I don’t have a very large attention span, unless I am super involved in a super intense project and then I will let it consume me and the time flies. But with painting I can spend a hour and a half from set up to clean up and not have a single worry in the world. I love that. I have also become an avid blogger within the past year and without having a therapist at the moment, blogging has been a God send. There is also cooking and baking that I get very involved with when I do them. I enjoy Pokemon Go and playing Super Mario Brothers on Diego’s Nintendo Switch.

It’s not much, but it’s something that fully distracts me from my self destructive ways.
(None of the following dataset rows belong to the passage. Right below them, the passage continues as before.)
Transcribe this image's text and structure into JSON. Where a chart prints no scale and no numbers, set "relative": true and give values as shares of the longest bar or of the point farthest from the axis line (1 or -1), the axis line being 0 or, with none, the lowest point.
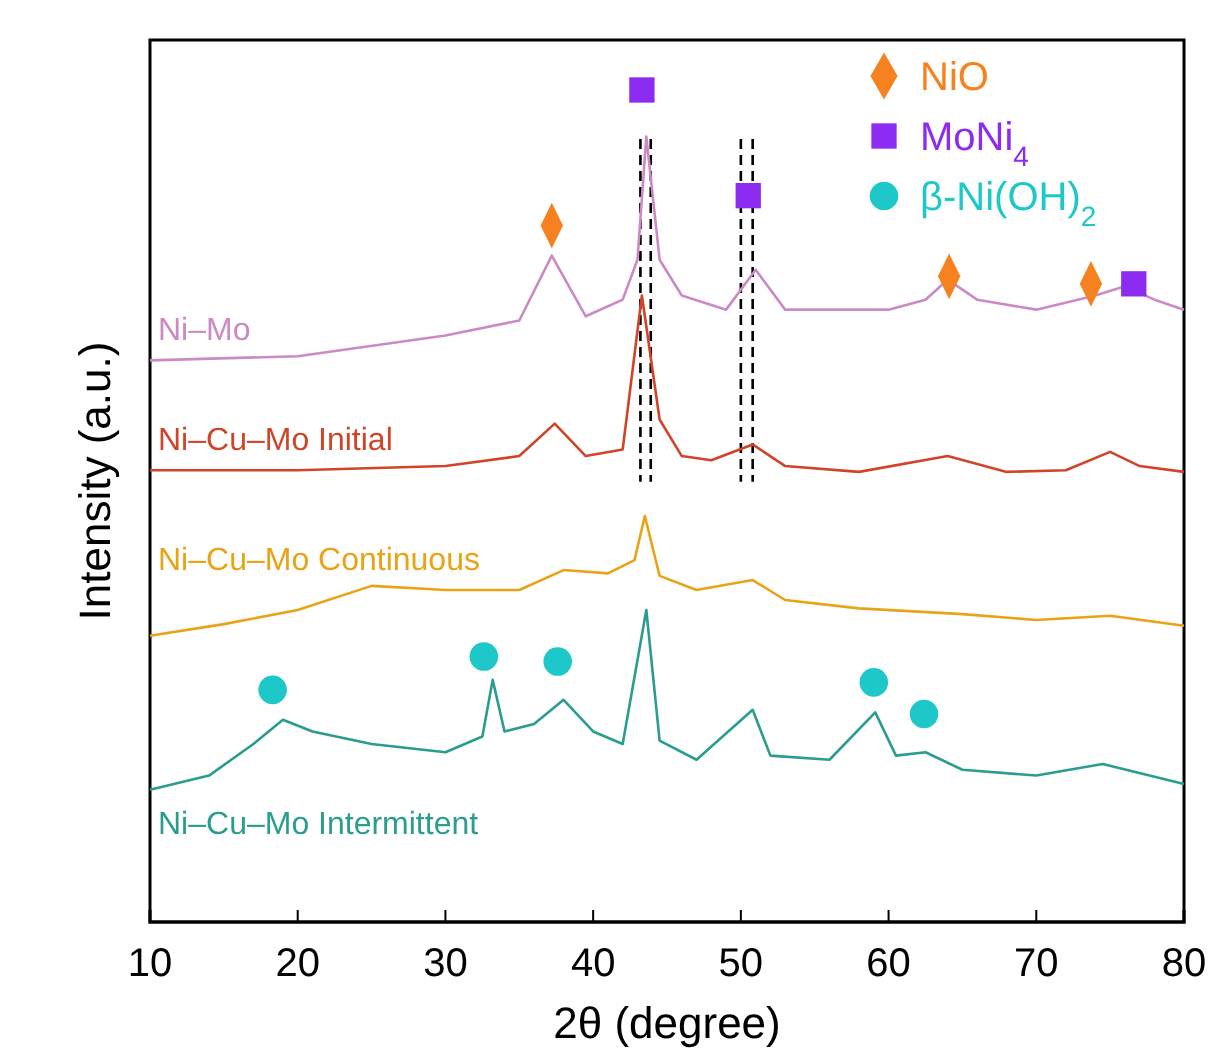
{
  "chart_data": {
    "type": "line",
    "relative": true,
    "xlabel": "2θ (degree)",
    "ylabel": "Intensity (a.u.)",
    "xlim": [
      10,
      80
    ],
    "xticks": [
      10,
      20,
      30,
      40,
      50,
      60,
      70,
      80
    ],
    "legend": "top right",
    "grid": false,
    "series": [
      {
        "name": "Ni–Mo",
        "color": "#cc8ac4",
        "x": [
          10,
          20,
          30,
          35,
          37.2,
          39.5,
          42,
          43,
          43.6,
          44.5,
          46,
          49,
          51,
          53,
          60,
          62.5,
          64,
          66,
          70,
          74,
          76,
          78,
          80
        ],
        "values": [
          0.675,
          0.68,
          0.705,
          0.723,
          0.801,
          0.728,
          0.748,
          0.796,
          0.944,
          0.796,
          0.753,
          0.736,
          0.784,
          0.736,
          0.736,
          0.748,
          0.772,
          0.748,
          0.736,
          0.753,
          0.764,
          0.748,
          0.736
        ]
      },
      {
        "name": "Ni–Cu–Mo Initial",
        "color": "#d0452a",
        "x": [
          10,
          20,
          30,
          35,
          37.4,
          39.5,
          42,
          43.3,
          44.5,
          46,
          48,
          50.8,
          53,
          58,
          64,
          68,
          72,
          75,
          77,
          80
        ],
        "values": [
          0.543,
          0.543,
          0.548,
          0.56,
          0.599,
          0.56,
          0.568,
          0.753,
          0.604,
          0.56,
          0.555,
          0.574,
          0.548,
          0.541,
          0.56,
          0.541,
          0.543,
          0.565,
          0.548,
          0.541
        ]
      },
      {
        "name": "Ni–Cu–Mo Continuous",
        "color": "#e8a317",
        "x": [
          10,
          15,
          20,
          25,
          30,
          35,
          38,
          41,
          42.8,
          43.5,
          44.5,
          47,
          50.8,
          53,
          58,
          65,
          70,
          75,
          80
        ],
        "values": [
          0.344,
          0.358,
          0.375,
          0.404,
          0.399,
          0.399,
          0.423,
          0.419,
          0.435,
          0.488,
          0.416,
          0.399,
          0.411,
          0.387,
          0.377,
          0.37,
          0.363,
          0.368,
          0.356
        ]
      },
      {
        "name": "Ni–Cu–Mo Intermittent",
        "color": "#2a9d8f",
        "x": [
          10,
          14,
          17,
          19,
          21,
          25,
          30,
          32.5,
          33.2,
          34,
          36,
          38,
          40,
          42,
          43.6,
          44.5,
          47,
          50.8,
          52,
          56,
          59.1,
          60.5,
          62.5,
          65,
          70,
          74.5,
          80
        ],
        "values": [
          0.159,
          0.176,
          0.214,
          0.243,
          0.229,
          0.214,
          0.204,
          0.223,
          0.291,
          0.229,
          0.238,
          0.267,
          0.229,
          0.214,
          0.375,
          0.218,
          0.195,
          0.255,
          0.2,
          0.195,
          0.252,
          0.2,
          0.204,
          0.183,
          0.176,
          0.19,
          0.166
        ]
      },
      {
        "name": "NiO",
        "type": "scatter",
        "marker": "diamond",
        "color": "#f5821f",
        "x": [
          37.2,
          64.1,
          73.7
        ],
        "values": [
          0.837,
          0.776,
          0.767
        ]
      },
      {
        "name": "MoNi$_{4}$",
        "type": "scatter",
        "marker": "square",
        "color": "#8b2cf0",
        "x": [
          43.3,
          50.5,
          76.6
        ],
        "values": [
          1.0,
          0.873,
          0.767
        ]
      },
      {
        "name": "β-Ni(OH)$_{2}$",
        "type": "scatter",
        "marker": "circle",
        "color": "#1fc8c8",
        "x": [
          18.3,
          32.6,
          37.6,
          59.0,
          62.4
        ],
        "values": [
          0.279,
          0.319,
          0.313,
          0.288,
          0.25
        ]
      }
    ],
    "ref_lines": [
      {
        "axis": "x",
        "value": 43.2,
        "line_style": "dashed",
        "color": "#000000"
      },
      {
        "axis": "x",
        "value": 43.9,
        "line_style": "dashed",
        "color": "#000000"
      },
      {
        "axis": "x",
        "value": 50.0,
        "line_style": "dashed",
        "color": "#000000"
      },
      {
        "axis": "x",
        "value": 50.8,
        "line_style": "dashed",
        "color": "#000000"
      }
    ]
  }
}
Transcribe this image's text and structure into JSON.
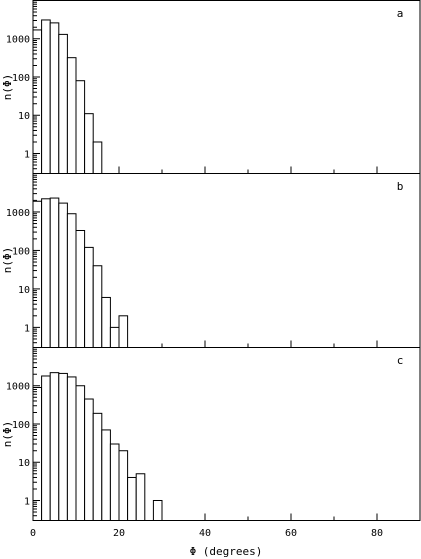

I think I have changed in more subtle ways than I could ever list in one short, blog post, so I’ll refrain from boring you to tears. Let me know in the comments how your bipolar disorder or mental illness has or hasn’t changed over the years and tell me what has been a noticeable difference in your life.

Much love,


4 Comments Add yours

  1. Bruce Cooper says:

    Hi Dani, I’ve never had bipolar disorder so I can’t give you any kind of an answer to your last question but I can say that it would appear that you are dealing with the cards you have been dealt pretty responsibly and that is a note worthy accomplishment in itself. Coming to understand your own strengths and weaknesses is not easy but it really is necessary if you want to see changes in the future. Finding enjoyment and peace in painting is a really good thing to have learned. You can’t help others unless you learn to help yourself in practical non-harmful ways that give you some flexibility to unload from the normal day to day stress we all can and do often encounter. Everything you said in this post was logical and speaks of maturing. That is a good thing. Just wanted to let you know that you look like you’re doing good. Keep at it. Set reasonable goals and put in the work and you will achieve them. And keeping God in the picture is another really good thing. Learn to trust Him, in your accomplishments and even in your failures and He will indeed help you and learning that is a gift. Blessings to you and yours Dani. – Bruce

    Liked by 3 people

    1. Thank you for your kind words, Bruce! I always enjoy reading what you have so thoughtfully written and it is very encouraging. Thank you and God bless you.

      Liked by 2 people

  2. fishrobber says:

    Great post. I have also learned that bipolar isn’t an excuse for my actions. I’m quite embarrassed or ashamed of some of the things I have done in the past; my bipolar left quite a trail of destruction for many years. But as my bipolar has become better controlled, I have learned to control myself and my actions a little better. I’ve done some apologizing for “bipolar Rob”, and it turns out some people have actually already forgiven me (which boggles my mind).

    Liked by 2 people

  3. wanderingbipolarbear says:

    As someone with bipolar this is so true! And painting is honestly one of the best things to help me. It doesn’t get easier but it does get less painful! Best of luck on your bipolar journey.